Other crimes are in the minority. Drugs, which landed Monde in jail, represent a very small portion, as do soliciting and prostitution – crimes for which the smart-mouthed Vicky is doing time.

Violence in prison

Despite a high number of aggressive crime convicts, women’s jails are not particularly violent places. There is certainly violence. Yet shocking moments – such as when Tyson raped Monde in the first season – don’t happen often, said Prof. Lillian Artz, Director of the Gender, Health and Justice Research Unit at UCT:

“In my experience, based on being in prisons to interview women and working with those who work for or monitor prisons, rape and gang violence does not appear to be especially commonplace in South African women’s prisons. Understandably, in tight quarters, where large groups of women live and sleep, tensions do escalate, and fights – both physical and verbal – predictably break out between people and groups of people living in such confined and intense living conditions.”

What about abuse from the warders, something also often seen in Lockdown? This is a common complaint among male prisoners and does occur in women’s facilities. But not as frequently, mainly because most of the warders are also female. But, according to Hopkins, there is an activity called slanga: here, a female prisoner exchanges sexual acts with warders for favours.

Getting support

Lockdown highlights some of the differences between male and female jails. One of these is the visiting areas, which appears to be more spacious and sometimes also accommodate children.

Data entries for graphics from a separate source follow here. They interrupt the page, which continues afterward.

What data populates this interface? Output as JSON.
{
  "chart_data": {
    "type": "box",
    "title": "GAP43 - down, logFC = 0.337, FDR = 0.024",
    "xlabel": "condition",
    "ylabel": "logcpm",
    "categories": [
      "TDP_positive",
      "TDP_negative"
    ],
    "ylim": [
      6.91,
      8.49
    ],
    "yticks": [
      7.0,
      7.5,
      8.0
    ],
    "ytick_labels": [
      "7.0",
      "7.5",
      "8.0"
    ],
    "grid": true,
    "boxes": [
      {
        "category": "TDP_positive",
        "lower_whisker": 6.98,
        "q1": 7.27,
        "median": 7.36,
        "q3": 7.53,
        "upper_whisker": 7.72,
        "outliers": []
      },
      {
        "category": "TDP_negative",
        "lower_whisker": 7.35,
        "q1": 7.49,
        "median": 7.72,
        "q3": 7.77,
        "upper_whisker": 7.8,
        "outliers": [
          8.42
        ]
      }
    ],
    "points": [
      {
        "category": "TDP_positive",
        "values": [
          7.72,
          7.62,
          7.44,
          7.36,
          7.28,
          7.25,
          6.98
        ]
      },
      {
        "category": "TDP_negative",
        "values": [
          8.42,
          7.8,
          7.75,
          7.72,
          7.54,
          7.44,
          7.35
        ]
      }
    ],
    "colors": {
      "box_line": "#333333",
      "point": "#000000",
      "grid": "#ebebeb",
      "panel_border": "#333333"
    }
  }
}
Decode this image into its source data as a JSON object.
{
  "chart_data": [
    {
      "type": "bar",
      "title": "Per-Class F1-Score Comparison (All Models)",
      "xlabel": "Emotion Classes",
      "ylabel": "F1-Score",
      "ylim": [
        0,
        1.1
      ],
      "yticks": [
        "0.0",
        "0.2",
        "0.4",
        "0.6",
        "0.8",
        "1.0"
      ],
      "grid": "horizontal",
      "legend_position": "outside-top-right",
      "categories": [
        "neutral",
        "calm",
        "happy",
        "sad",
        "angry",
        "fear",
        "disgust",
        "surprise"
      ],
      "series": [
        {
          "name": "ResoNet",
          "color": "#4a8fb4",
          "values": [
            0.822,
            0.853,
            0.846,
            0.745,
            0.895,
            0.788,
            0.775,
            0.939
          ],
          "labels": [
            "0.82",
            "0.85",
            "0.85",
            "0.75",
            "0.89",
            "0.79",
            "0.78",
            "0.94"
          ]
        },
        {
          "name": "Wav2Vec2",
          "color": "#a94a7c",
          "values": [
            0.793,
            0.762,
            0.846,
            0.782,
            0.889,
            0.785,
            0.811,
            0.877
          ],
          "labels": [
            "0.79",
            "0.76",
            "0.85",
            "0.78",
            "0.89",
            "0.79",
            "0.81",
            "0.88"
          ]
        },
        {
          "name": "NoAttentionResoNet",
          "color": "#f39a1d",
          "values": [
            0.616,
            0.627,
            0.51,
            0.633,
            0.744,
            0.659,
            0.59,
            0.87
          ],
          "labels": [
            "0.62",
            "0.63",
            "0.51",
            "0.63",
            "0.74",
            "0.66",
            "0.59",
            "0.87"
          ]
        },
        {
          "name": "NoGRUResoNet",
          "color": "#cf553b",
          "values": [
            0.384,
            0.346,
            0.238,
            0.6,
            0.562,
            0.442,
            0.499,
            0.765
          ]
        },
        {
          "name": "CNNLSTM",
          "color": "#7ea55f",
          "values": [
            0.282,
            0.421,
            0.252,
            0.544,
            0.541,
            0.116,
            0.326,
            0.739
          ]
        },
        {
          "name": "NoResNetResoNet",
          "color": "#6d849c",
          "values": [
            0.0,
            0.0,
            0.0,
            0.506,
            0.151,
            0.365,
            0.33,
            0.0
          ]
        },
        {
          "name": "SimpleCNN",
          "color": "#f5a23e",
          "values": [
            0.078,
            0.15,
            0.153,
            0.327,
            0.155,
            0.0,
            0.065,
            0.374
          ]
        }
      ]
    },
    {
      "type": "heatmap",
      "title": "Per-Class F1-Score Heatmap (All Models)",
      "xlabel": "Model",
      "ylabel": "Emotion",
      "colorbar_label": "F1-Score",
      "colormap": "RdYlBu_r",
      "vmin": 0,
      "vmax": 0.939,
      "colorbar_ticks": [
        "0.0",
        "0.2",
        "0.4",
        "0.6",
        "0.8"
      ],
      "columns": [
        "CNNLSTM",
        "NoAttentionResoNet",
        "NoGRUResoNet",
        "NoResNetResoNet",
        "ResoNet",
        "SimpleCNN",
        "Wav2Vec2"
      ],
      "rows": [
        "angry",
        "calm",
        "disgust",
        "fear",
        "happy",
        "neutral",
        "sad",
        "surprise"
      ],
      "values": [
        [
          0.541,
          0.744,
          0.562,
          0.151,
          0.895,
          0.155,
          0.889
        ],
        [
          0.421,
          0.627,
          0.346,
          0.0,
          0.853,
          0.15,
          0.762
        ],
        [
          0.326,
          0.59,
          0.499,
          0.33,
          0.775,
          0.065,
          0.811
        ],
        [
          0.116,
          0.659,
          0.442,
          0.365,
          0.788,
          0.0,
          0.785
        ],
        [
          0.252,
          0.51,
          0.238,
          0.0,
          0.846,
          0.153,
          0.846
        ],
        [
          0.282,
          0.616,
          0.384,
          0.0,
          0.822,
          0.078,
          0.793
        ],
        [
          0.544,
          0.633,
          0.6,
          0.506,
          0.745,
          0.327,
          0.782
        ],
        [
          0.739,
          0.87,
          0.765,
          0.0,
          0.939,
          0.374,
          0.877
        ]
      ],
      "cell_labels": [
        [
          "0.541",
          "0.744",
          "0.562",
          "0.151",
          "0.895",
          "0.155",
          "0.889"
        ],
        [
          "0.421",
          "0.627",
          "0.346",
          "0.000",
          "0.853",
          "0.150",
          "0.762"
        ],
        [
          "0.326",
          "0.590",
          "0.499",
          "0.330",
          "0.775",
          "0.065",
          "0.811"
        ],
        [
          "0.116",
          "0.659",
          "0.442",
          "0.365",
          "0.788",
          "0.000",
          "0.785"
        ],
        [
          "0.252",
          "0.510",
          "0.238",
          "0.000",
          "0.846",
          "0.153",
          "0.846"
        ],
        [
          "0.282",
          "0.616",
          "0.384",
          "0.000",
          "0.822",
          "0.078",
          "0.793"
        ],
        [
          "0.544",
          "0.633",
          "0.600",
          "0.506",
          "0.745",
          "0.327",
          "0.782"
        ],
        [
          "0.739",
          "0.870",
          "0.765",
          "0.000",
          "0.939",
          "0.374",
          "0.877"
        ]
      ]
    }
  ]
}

In real prisons this can vary, said Hopkins: “The visitors’ facilities I saw – in Pollsmoor and Sun City [Johannesburg Correctional Centre] – were a lot more friendly than the men’s visiting areas. There was more stuff related to kids.”

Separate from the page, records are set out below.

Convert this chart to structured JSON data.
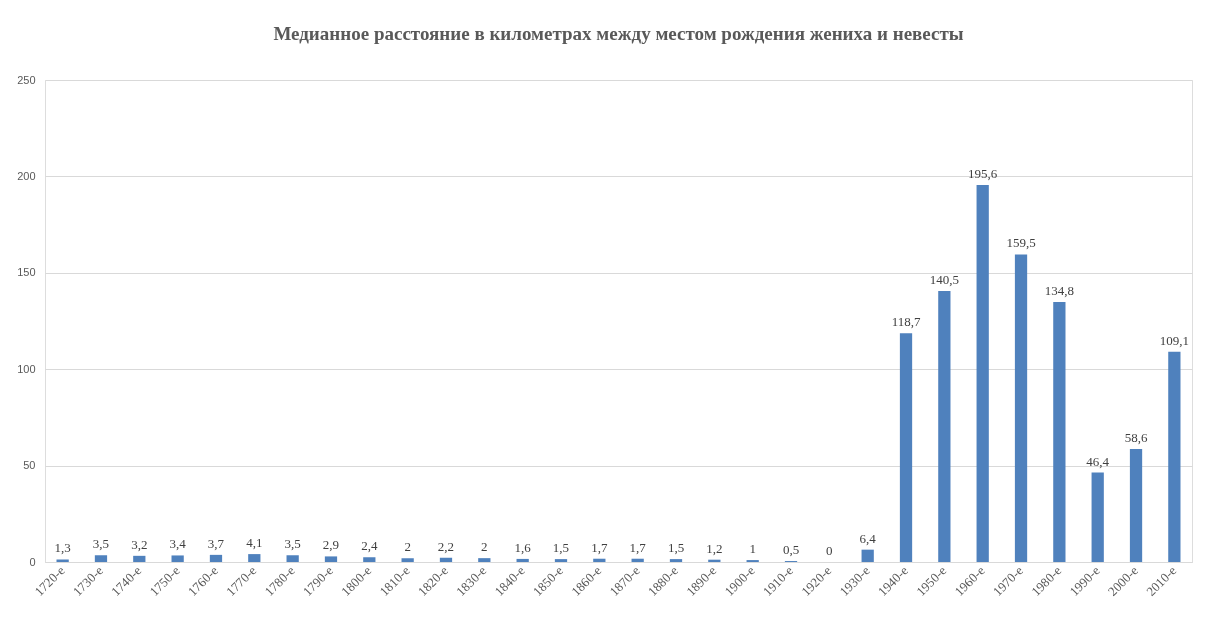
{
  "chart_data": {
    "type": "bar",
    "title": "Медианное расстояние в километрах между местом рождения жениха и невесты",
    "categories": [
      "1720-е",
      "1730-е",
      "1740-е",
      "1750-е",
      "1760-е",
      "1770-е",
      "1780-е",
      "1790-е",
      "1800-е",
      "1810-е",
      "1820-е",
      "1830-е",
      "1840-е",
      "1850-е",
      "1860-е",
      "1870-е",
      "1880-е",
      "1890-е",
      "1900-е",
      "1910-е",
      "1920-е",
      "1930-е",
      "1940-е",
      "1950-е",
      "1960-е",
      "1970-е",
      "1980-е",
      "1990-е",
      "2000-е",
      "2010-е"
    ],
    "values": [
      1.3,
      3.5,
      3.2,
      3.4,
      3.7,
      4.1,
      3.5,
      2.9,
      2.4,
      2,
      2.2,
      2,
      1.6,
      1.5,
      1.7,
      1.7,
      1.5,
      1.2,
      1,
      0.5,
      0,
      6.4,
      118.7,
      140.5,
      195.6,
      159.5,
      134.8,
      46.4,
      58.6,
      109.1
    ],
    "value_labels": [
      "1,3",
      "3,5",
      "3,2",
      "3,4",
      "3,7",
      "4,1",
      "3,5",
      "2,9",
      "2,4",
      "2",
      "2,2",
      "2",
      "1,6",
      "1,5",
      "1,7",
      "1,7",
      "1,5",
      "1,2",
      "1",
      "0,5",
      "0",
      "6,4",
      "118,7",
      "140,5",
      "195,6",
      "159,5",
      "134,8",
      "46,4",
      "58,6",
      "109,1"
    ],
    "color": "#4f81bd",
    "ylim": [
      0,
      250
    ],
    "yticks": [
      0,
      50,
      100,
      150,
      200,
      250
    ],
    "grid": "y"
  }
}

South African prisons allow women to keep their children up to the age of two, though this is not always a safe arrangement. Pollsmoor Prison in Cape Town has a dedicated mother-and-baby house, but the situation is very different in Sun City. Here mothers frequently send their children to their families, fearing the prison’s unsafe and unhygienic facilities will do harm to their children.

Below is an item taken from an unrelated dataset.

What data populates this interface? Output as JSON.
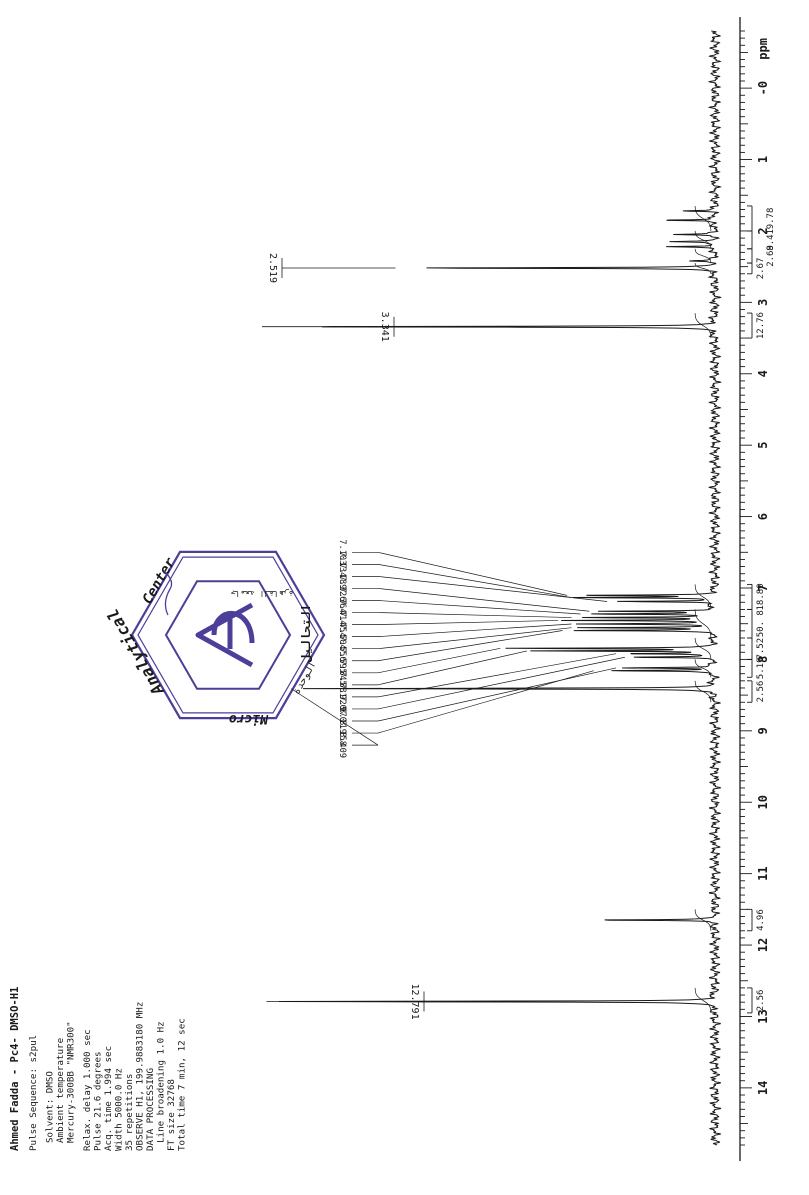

The lack of support also extends to medical care, something that Lockdown touches on. Hopkins noted there was a real shortage of support for general medical services aimed at women:

“I don’t think medical assistance for women is particularly good. I’ve heard women do not get the appropriate care for menstruation and pregnancy and breast screening.”

Facilities typically have very few medical personnel, including doctors, dentists and psychologists. The latter is particularly important, considering how many imprisoned women are in jail directly or indirectly due to abuse.

“Psychological services for prisoners in South Africa, generally, are difficult to access due to the lack of mental health care practitioners, rather than the quality of them,” said Prof. Artz. “I found this to be particularly true in women’s prisons, where health and mental health services were woeful and inadequate based on the needs of women in prison. It’s a major concern for those advocating better conditions for women in prison in South Africa.”

Lockdown is a fictional drama and makes concessions for the sake of its location, story and filming. But it still has several striking similarities to real women’s jails in South Africa. It may not be as crowded, but much of the show rings true.

Above all, it’s a reminder that you never want to end up in jail and that, despite their crimes, the prisoners are still people who deserve our sympathy. They have a right to clean and safe facilities. In this sense, the struggles of Lockdown’s characters are the same as South Africa’s women inmates.